Os direitos de crianças e adolescentes indígenas
ENTREVISTA: Assis da Costa Oliveira, Coordenador do GT ‘Direitos, Infâncias e Juventudes’, fala sobre especificidades na proteção de crianças e adolescentes indígenas
Celebrado no dia 19 de abril, o Dia do Índio é um símbolo da luta dos povos indígenas por seus direitos no Brasil. Crianças e adolescentes indígenas são vulneráveis a diversos tipos de violência, incluindo a violência sexual. Para entender sobre os direitos de meninos e meninas indígenas e a importância de um atendimento intercultural às vítimas de violência, conversamos com Assis da Costa Oliveira, professor de Direitos Humanos da Universidade Federal do Pará (UFPA).

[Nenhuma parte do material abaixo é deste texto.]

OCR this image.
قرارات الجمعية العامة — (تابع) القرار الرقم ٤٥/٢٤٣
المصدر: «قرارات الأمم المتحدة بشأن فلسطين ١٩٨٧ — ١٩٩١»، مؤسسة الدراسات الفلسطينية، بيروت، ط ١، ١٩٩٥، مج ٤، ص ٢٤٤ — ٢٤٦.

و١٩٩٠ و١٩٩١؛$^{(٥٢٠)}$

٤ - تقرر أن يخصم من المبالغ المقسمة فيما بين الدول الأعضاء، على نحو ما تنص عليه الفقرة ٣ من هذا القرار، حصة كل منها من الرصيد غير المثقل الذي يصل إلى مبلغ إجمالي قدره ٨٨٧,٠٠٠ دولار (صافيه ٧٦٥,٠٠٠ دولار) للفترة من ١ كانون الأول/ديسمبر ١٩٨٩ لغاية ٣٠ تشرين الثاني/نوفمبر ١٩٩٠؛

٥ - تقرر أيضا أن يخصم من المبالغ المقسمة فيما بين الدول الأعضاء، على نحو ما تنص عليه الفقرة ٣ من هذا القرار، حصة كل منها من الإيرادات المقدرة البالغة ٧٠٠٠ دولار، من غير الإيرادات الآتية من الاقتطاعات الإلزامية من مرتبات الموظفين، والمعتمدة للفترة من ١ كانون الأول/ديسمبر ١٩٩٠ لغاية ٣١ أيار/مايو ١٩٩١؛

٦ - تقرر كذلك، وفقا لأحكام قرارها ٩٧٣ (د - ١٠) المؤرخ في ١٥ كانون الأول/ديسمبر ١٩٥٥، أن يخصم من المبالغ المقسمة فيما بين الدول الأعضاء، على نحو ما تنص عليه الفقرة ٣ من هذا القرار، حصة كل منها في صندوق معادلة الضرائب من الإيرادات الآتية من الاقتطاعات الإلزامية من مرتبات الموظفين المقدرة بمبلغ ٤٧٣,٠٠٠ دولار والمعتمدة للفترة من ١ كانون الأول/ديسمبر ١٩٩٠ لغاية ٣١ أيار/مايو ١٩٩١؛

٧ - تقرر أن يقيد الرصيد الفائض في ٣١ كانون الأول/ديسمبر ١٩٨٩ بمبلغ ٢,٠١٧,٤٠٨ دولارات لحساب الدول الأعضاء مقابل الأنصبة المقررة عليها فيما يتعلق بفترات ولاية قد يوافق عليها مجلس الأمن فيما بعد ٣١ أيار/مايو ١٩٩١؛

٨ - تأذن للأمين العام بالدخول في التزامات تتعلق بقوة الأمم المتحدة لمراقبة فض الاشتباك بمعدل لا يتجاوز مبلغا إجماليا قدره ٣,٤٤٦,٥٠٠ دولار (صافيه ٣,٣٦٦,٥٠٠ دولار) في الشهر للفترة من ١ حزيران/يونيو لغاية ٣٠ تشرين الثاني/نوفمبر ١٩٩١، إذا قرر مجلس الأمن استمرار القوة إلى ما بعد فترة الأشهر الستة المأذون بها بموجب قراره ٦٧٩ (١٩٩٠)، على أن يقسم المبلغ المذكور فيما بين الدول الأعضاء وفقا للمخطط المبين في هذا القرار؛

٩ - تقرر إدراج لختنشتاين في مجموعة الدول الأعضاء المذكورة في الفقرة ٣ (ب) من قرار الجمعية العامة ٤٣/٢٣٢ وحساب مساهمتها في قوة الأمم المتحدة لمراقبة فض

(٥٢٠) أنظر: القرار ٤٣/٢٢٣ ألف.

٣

Assis da Costa Oliveira também é Mestre em Direito e coordenador do Grupo Temático “Direitos, Infâncias e Juventudes” do Instituto de Pesquisa Direitos e Movimentos Sociais. Tem uma ampla trajetória no estudo dos direitos de crianças e adolescentes que vivem em comunidades indígenas – é autor do livro “Violência Sexual Contra Crianças e Adolescentes”. Confira a entrevista:
Em primeiro lugar, quais são as violações dos direitos da criança e adolescente mais praticadas contra os indígenas?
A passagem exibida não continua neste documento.